The average age of statins trial participants was 58.5 years; only 16.3% were women. Statins reduced cardiovascular disease (CVD) incidence by about 25% in both men and women. Older people up to 75 years of age also benefited. Meta-analysis and two landmark trials confirmed these results. The average age of NSAIDs trial participants was 61.9 years and women were well represented (68.5%). Gastrointestinal (GI) adverse events were commonly reported, but renal side-effects were not. Outcomes were seldom reported according to socio-demographic group. For both drugs, USA trials were more inclusive than UK/European trials. Ethnicity was not well reported for either drug. Some 23% of the cohort were treated with statins. Users were younger than non-statins users (but no more likely to be male) and had superior outcomes. High current exposure to NSAIDs elevated the risk of GI side-effects by about 50% versus no current exposure and renal impairment risk by nearly 140%. Side-effect risk increased with age; being female diminished risk. Approximately 537,000 incident cases of CVD would qualify for statins use in England each year. Women constitute 45% of this population with need, two-thirds of whom are aged 65 years or over. Need varies by ethnic group. No sex bias in prescribing statins was detected, but use was commoner in younger people. For NSAIDs, 6.3% of adults aged 35+ years reported hip and/or knee pain associated with OA; 3.9% of adults used prescribed analgesics for this and they were more likely to be women and to be >65 years old. For statins, women formed almost half of the 'with need' and 'on treatment' populations, but were markedly under-represented in trials. Those aged 65+ years formed nearly two-thirds of the 'with need' population, but only one-fifth of trial samples, and were less likely to be treated than younger subjects. For NSAIDs, women formed similar proportions. Associations of side-effects with socio-demographic factors was revealed in cohort data but not in trials.
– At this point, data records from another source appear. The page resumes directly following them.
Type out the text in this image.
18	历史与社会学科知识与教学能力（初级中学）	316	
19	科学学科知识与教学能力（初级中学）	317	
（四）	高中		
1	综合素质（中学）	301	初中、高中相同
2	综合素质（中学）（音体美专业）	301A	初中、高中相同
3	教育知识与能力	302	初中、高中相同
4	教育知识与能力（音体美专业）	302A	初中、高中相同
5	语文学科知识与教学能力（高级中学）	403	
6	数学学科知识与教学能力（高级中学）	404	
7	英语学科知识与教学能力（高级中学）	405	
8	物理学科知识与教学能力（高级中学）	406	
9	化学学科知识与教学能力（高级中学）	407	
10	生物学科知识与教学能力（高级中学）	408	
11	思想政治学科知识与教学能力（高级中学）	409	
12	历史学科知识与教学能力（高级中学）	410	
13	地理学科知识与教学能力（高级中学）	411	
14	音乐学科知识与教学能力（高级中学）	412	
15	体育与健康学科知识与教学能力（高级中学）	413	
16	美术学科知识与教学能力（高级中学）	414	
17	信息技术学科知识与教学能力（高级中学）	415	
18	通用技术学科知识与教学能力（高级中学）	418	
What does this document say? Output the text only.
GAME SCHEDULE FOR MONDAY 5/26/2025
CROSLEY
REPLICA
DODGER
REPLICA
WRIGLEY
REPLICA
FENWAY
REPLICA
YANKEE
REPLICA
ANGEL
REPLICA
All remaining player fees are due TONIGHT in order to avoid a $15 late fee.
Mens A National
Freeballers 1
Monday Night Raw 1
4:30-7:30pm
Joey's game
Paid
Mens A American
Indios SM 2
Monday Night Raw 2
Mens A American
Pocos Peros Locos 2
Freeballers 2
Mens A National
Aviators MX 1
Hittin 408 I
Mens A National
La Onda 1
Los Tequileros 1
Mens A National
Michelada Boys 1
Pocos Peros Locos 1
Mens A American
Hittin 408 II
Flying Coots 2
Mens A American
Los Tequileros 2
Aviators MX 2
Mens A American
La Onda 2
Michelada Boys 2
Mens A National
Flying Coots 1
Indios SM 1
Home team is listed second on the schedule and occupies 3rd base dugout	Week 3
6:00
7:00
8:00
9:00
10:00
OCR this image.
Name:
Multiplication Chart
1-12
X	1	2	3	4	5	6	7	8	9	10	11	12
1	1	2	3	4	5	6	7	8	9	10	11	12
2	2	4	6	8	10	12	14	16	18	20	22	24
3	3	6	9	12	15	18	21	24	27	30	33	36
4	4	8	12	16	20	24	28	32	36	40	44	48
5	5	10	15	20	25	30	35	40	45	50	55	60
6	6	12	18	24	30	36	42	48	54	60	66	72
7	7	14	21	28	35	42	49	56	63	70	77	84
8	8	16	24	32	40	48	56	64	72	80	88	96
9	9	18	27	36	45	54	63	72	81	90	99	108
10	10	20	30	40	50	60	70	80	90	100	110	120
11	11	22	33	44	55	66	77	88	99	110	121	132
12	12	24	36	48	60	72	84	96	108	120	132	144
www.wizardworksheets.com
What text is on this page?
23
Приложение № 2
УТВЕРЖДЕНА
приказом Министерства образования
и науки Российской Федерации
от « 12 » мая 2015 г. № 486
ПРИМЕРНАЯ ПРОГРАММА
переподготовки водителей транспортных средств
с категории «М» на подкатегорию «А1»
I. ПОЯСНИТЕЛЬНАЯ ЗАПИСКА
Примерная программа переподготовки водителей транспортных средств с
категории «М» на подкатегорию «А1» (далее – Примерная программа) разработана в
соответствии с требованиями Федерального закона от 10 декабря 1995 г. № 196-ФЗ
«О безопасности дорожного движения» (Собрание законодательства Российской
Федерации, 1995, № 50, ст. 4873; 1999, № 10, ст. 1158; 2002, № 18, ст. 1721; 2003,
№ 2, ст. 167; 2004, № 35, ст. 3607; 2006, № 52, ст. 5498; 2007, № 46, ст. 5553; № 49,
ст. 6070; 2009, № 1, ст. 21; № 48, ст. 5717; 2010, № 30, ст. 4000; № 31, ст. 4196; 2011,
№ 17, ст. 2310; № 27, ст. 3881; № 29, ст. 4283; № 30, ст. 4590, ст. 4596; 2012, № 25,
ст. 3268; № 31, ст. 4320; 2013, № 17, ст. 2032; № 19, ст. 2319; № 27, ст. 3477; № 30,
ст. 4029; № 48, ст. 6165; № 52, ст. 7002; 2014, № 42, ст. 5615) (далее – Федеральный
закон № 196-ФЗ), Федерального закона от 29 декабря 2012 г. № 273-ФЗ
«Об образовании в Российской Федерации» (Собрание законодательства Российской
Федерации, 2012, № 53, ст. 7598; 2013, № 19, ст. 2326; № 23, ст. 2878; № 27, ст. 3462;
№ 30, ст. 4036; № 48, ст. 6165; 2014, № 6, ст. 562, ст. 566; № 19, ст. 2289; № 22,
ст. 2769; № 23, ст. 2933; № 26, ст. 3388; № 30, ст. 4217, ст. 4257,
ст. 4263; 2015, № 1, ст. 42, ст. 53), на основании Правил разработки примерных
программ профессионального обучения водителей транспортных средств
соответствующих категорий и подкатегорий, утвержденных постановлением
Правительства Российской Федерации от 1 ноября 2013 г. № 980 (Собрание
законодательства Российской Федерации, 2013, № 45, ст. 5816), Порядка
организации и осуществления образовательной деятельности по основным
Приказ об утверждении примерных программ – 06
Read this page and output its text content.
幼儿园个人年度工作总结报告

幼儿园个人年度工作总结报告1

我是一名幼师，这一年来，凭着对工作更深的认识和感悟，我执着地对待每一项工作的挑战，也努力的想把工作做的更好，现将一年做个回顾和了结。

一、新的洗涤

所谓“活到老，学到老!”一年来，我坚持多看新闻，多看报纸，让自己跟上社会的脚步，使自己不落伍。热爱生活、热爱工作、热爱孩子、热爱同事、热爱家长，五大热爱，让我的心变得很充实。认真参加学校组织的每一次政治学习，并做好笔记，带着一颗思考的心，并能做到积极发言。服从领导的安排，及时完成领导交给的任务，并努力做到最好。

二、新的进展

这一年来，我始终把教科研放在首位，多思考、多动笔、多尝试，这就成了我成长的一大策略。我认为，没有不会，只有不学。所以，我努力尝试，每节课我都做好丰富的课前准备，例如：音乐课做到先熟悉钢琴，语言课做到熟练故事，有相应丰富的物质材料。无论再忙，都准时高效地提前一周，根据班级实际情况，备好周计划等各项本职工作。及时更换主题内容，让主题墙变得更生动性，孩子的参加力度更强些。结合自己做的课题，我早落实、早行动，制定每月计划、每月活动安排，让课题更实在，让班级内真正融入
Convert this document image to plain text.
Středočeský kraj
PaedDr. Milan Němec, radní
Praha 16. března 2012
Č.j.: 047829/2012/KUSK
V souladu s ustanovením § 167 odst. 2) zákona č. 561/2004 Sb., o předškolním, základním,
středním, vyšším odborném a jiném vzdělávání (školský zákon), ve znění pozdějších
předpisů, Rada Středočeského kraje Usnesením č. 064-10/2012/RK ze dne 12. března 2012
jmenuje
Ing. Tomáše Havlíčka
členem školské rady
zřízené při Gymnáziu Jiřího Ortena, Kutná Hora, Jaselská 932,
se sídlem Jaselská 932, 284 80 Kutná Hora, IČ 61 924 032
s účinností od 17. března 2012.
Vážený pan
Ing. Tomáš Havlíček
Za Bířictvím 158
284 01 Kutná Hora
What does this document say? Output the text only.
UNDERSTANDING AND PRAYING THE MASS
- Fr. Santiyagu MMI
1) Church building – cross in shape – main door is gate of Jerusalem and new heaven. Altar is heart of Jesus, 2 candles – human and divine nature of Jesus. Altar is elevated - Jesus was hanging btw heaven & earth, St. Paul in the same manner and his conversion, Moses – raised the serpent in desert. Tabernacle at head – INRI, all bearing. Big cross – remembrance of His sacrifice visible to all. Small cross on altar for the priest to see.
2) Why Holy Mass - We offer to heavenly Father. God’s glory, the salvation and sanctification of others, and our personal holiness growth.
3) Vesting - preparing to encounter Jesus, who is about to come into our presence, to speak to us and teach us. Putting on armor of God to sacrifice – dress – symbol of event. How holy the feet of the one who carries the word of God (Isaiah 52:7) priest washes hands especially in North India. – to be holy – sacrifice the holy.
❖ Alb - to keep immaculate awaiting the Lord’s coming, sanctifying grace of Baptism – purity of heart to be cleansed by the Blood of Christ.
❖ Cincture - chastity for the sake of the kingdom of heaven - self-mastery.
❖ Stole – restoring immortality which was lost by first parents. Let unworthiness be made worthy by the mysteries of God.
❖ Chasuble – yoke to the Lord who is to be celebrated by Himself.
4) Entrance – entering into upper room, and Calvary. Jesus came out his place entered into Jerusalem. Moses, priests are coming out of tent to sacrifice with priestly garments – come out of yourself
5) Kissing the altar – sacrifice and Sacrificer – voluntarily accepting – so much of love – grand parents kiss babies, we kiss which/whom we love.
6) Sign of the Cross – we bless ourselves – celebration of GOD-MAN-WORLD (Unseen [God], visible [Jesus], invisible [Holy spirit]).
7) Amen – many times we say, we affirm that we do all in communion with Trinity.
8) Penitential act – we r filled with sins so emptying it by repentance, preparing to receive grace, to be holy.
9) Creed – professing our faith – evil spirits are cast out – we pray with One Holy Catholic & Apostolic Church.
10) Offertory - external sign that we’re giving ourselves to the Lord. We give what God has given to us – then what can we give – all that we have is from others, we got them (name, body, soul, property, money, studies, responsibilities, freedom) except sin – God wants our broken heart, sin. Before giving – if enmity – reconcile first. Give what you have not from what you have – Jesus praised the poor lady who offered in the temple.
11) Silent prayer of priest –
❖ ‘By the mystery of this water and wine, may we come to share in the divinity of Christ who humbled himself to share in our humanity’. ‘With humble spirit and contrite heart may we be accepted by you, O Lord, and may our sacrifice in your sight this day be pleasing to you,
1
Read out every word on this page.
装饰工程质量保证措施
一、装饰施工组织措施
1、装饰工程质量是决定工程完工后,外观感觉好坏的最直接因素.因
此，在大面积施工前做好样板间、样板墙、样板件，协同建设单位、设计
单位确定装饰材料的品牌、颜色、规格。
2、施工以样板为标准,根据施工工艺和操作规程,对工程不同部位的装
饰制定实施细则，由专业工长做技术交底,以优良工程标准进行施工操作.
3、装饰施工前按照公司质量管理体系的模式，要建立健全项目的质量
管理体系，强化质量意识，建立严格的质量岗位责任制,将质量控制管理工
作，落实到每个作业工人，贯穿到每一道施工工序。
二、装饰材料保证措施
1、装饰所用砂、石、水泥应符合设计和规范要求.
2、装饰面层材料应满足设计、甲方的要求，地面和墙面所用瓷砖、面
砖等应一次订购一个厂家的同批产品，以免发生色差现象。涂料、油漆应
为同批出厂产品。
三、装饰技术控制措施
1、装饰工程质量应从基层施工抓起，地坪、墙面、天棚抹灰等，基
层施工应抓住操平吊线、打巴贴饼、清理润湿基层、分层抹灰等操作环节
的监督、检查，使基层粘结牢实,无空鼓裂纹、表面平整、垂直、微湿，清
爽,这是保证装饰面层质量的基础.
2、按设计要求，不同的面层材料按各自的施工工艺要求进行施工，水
The issue of exclusion from trials of women, older people and ethnic minorities has been relatively neglected in the UK research community, and there is confusion about diversity issues. Under-representation occurs, but in drug trials at least this may not always affect the external validity of relative effect estimates. However, measures of absolute effectiveness, absolute harm and cost-effectiveness are associated with underlying risk levels in different socio-demographic groups. Under-representation will therefore bias absolute effect estimates. The following areas are suggested for future research: multi-disciplinary assessment of realistic options for trialists to address the issue of exclusions; clarification of the use of ethnic categories in health research and of the implications of the different dimensions of ageing and sex/gender; identification of barriers and facilitators to the involvement of different population groups in research, further investigation of the susceptibility of older men to NSAID adverse events, and the development of a 'register of registries and databases' and exploration of how linked health information systems in the UK could be improved.